An open-source implementation of TLmutation is available at https://github.com/ShuklaGroup/TLMutation

 

Molecular Dynamics Simulation Based Methods

Ensemble Adaptive Sampling Scheme (EASE)

We developed a framework for identifying the optimal sampling policy through metric-driven ranking. Our approach systematically evaluates the policy ensemble and ranks the policies based on their ability to explore the conformational space effectively. This approach takes an ensemble of adaptive sampling policies and identifies the optimal policy for the next round based on current data.

Hassan Nadeem and Diwakar Shukla*, Ensemble Adaptive Sampling Scheme: Identifying an Optimal Sampling Strategy via Policy Ranking. Journal of Chemical Theory & Computation, Volume 21, Issue 9, Pages 4626–4639, 2025. Publication Link

An open-source implementation of policy ranking framework and EASE is available at https://github.com/ShuklaGroup/EASE.

 

Maximum Entropy VAMPNets (MaxEnt VAMPNets)

Inspired by the active learning approach of uncertainty-based sampling, we also present MaxEnt VAMPNet.

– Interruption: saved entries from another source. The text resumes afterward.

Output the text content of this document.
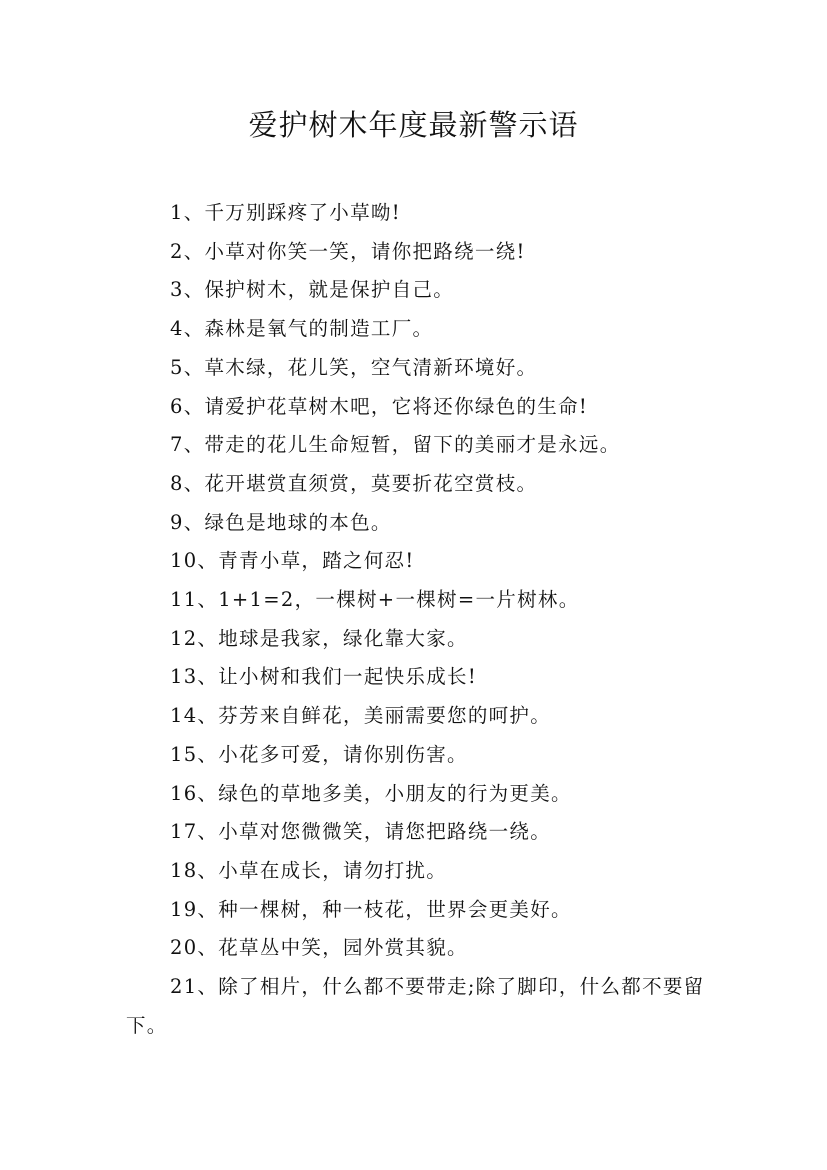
爱护树木年度最新警示语
1、千万别踩疼了小草呦!
2、小草对你笑一笑，请你把路绕一绕!
3、保护树木，就是保护自己。
4、森林是氧气的制造工厂。
5、草木绿，花儿笑，空气清新环境好。
6、请爱护花草树木吧，它将还你绿色的生命!
7、带走的花儿生命短暂，留下的美丽才是永远。
8、花开堪赏直须赏，莫要折花空赏枝。
9、绿色是地球的本色。
10、青青小草，踏之何忍!
11、1+1=2，一棵树+一棵树=一片树林。
12、地球是我家，绿化靠大家。
13、让小树和我们一起快乐成长!
14、芬芳来自鲜花，美丽需要您的呵护。
15、小花多可爱，请你别伤害。
16、绿色的草地多美，小朋友的行为更美。
17、小草对您微微笑，请您把路绕一绕。
18、小草在成长，请勿打扰。
19、种一棵树，种一枝花，世界会更美好。
20、花草丛中笑，园外赏其貌。
21、除了相片，什么都不要带走;除了脚印，什么都不要留下。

This technique consists of restarting simulations from the microstates that maximize the Shannon entropy of a VAMPNet trained to perform the soft discretization of metastable states.

Diego E. Kleiman and Diwakar Shukla*, Active Learning of the Conformational Ensemble of Proteins Using Maximum Entropy VAMPNets. Journal of Chemical Theory & Computation, Volume 19, Issue 14, Pages 4377–4388, 2023. Publication Link

An open-source implementation of MaxEnt VAMPNets is available on Github. https://github.com/ShuklaGroup/MaxEntVAMPNet.

 

Multiagent Reinforcement Learning-Based Adaptive Sampling (MA-REAP)

We have developed two algorithms inspired by multiagent RL that extend the functionality of closely related techniques (REAP and TSLC) to situations where the sampling can be accelerated by learning from different regions of the energy landscape through coordinated agents.

Diego E. Kleiman and Diwakar Shukla*, Multiagent Reinforcement Learning-Based Adaptive Sampling for Conformational Dynamics of Proteins. Journal of Chemical Theory & Computation, Volume 18, Issue 9, Pages 5422–5434, 2022. Publication Link

An open-source implementation of multi-agent REAP is available on Github. https://github.com/ShuklaGroup/MA_REAP

 

Reinforcement Learning-Based Adaptive Sampling (REAP)

The REAP algorithm uses concepts from the field of reinforcement learning, a subset of machine learning, which rewards sampling along important degrees of freedom and disregards others that do not facilitate exploration or exploitation.

Zahra Shamsi, Kevin J. Cheng and Diwakar Shukla*, Reinforcement Learning Based Adaptive Sampling: REAPing Rewards by Exploring Protein Conformational Landscapes. Journal of Physical Chemistry B, Volume 122, Issue 35, Pages 8386–8395, 2018. Publication Link

An open-source implementation of REAP is available on Github. https://github.com/ShuklaGroup/REAP-ReinforcementLearningBasedAdaptiveSampling

 

Optimal Probes

Optimal Probes is a software package to predict the smallest set of residue pairs for site-directed spin labeling for DEER/EPR experiments that best capture the slowest dynamics in a protein of interest. It uses molecular dynamics (MD) simulation datasets and a hyperparameter optimization strategy for a Markov state model (MSM).

Shriyaa Mittal and Diwakar Shukla*. “Predicting Optimal DEER Label Positions to Study Protein Conformational Heterogeneity”. Journal of Physical Chemistry B, Volume 121, Issue 42, Pages 9761–9770, 2017.

An open-source implementation of Optimal Probes is available on Github. https://github.com/ShuklaGroup/optimalProbes/wiki

 

Evolutionary Coupling Guided Adaptive Sampling (ECAS) 

In this method, we assess the use of distances between evolutionarily coupled residues as natural choices for reaction coordinates which can be incorporated into Markov state model-based adaptive sampling schemes and potentially used to predict not only functional conformations but also pathways of conformational change, protein folding, and protein-protein association.

Zahra Shamsi, Alexander S. Moffett and Diwakar Shukla*, Enhanced unbiased sampling of protein dynamics using evolutionary coupling information. Scientific Reports, volume 7, Article number: 12700, 2017.